About Civil Dialogue
The Institute for Civil Dialogue
Board of Directors
Clark Olson, Arizona State University, President
James Chamess, Dayspring United Methodist Church, Treasurer
Katherine Roxlo, Scottsdale Community College, Secretary
Jennifer Linde, Arizona State University/The Empty Space, Founding Director
Pastor Sarah Stadler, Grace Lutheran Church, Member
Daniel Schugurensky, Arizona State University, Member
Laura Crawford, Community volunteer and retired lawyer, Mukilteo, WA, Member
Civil Dialogue is.....
Civil Dialogue (CD) is a structured format for public dialogue that provides a tool to build bridges across the chasm of public viewpoints.
We believe that making the effort to listen to each other and understand one another is essential to a civil society.
Civility before Consensus
Many small group discussion formats are designed to build consensus—a worthy goal. Civil Dialogue (CD) backs up one step to promote understanding. We believe that making the effort to listen to each other and understand one another is essential to a civil society. Having established a baseline of civil communication, those groups or communities that need to reach consensus on an issue can then use other methods of deliberation. We believe that incivility in our society is such a serious problem, and that the need to reclaim civility is so urgent, that it is deserving of this narrow focus and high level of prioritization.

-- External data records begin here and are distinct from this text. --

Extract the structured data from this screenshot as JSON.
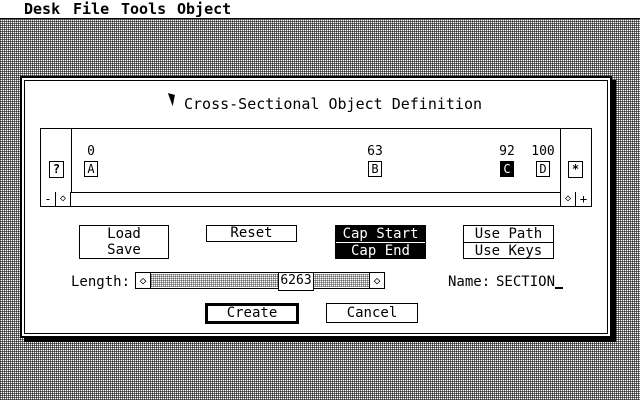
{
  "menubar": {
    "items": [
      "Desk",
      "File",
      "Tools",
      "Object"
    ]
  },
  "dialog": {
    "title": "Cross-Sectional Object Definition",
    "track": {
      "left_button": "?",
      "right_button": "*",
      "scroll_minus": "-",
      "scroll_left": "◇",
      "scroll_right": "◇",
      "scroll_plus": "+",
      "keys": [
        {
          "num": "0",
          "label": "A",
          "selected": false
        },
        {
          "num": "63",
          "label": "B",
          "selected": false
        },
        {
          "num": "92",
          "label": "C",
          "selected": true
        },
        {
          "num": "100",
          "label": "D",
          "selected": false
        }
      ]
    },
    "buttons": {
      "load": "Load",
      "save": "Save",
      "reset": "Reset",
      "cap_start": "Cap Start",
      "cap_end": "Cap End",
      "use_path": "Use Path",
      "use_keys": "Use Keys",
      "create": "Create",
      "cancel": "Cancel"
    },
    "length": {
      "label": "Length:",
      "value": "6263",
      "left_arrow": "◇",
      "right_arrow": "◇"
    },
    "name": {
      "label": "Name:",
      "value": "SECTION"
    }
  }
}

You might even say that the CD process is the opposite of building consensus. Our dialogues are most stimulating when there is strong disagreement. We choose a hot topic and then seek to represent the full spectrum of viewpoints on the topic within a safe container. We want to bring the differences out in the open, as a counterpoint to the tendency to retreat to “echo chambers” where citizens engage only with those with whom they already agree. And we only work in a live, face-to-face setting so participants take responsibility for their positions, as opposed to online forums where a veil of anonymity tends to unleash vitriol and hostility. Our purpose is to demonstrate that civility in public discourse is possible. We hope that those who experience it will then make an effort to infuse civility into conversations in other settings: our homes, neighborhoods, and commons.
However, the focus on civility and understanding in CD doesn’t mean that people can’t move toward common ground. Sometimes, a participant is moved to change his or her view. Change is not a stated goal of Civil Dialogue but it can happen when people feel comfortable thinking out loud and then have an opportunity to reflect on what they’ve said. A good example: when it came time for her closing statement, a young woman said, “I realize now that I have been regurgitating my mother’s views; I have no idea where I stand on this issue.” That was a great insight, and it was courageous of her to express it in a public setting. It’s a breakthrough that will stay with her. One more example: after a dialogue on reproductive rights, a woman commented that she didn’t think a reasonable person could have a viewpoint other than her own, but that during the dialogue she heard a polar opposite view, reasonably expressed. She came away from the dialogue with her own position unchanged, but she found new respect for the other, something she never thought possible. She experienced the essential difference between disagreement, which is healthy in a democracy, and demonizing the other, which is poisonous to a civil society.
Jennifer, John & Clark
John Genette, an alumnus of the Hugh Downs School of Human Communication at Arizona State University, originally designed Civil Dialogue as a way to explore citizen reaction to political rhetoric. He and Jennifer Linde, senior lecturer and artistic director for The Empty Space, facilitated dialogues in both the 2004 and 2008 presidential campaigns. Clark Olson, professor and former director of forensics, has collaborated with Genette and Linde in the development of the format. They have facilitated Civil Dialogues with community groups and university students, taught the format to graduate students as an innovative research method, and trained National Communication Association educators and practitioners the process of staging and facilitating Civil Dialogues. The format continues to be used in numerous settings to explore such controversial issues as taxation, abortion, gay marriage, the war on terror, free speech, and illegal immigration.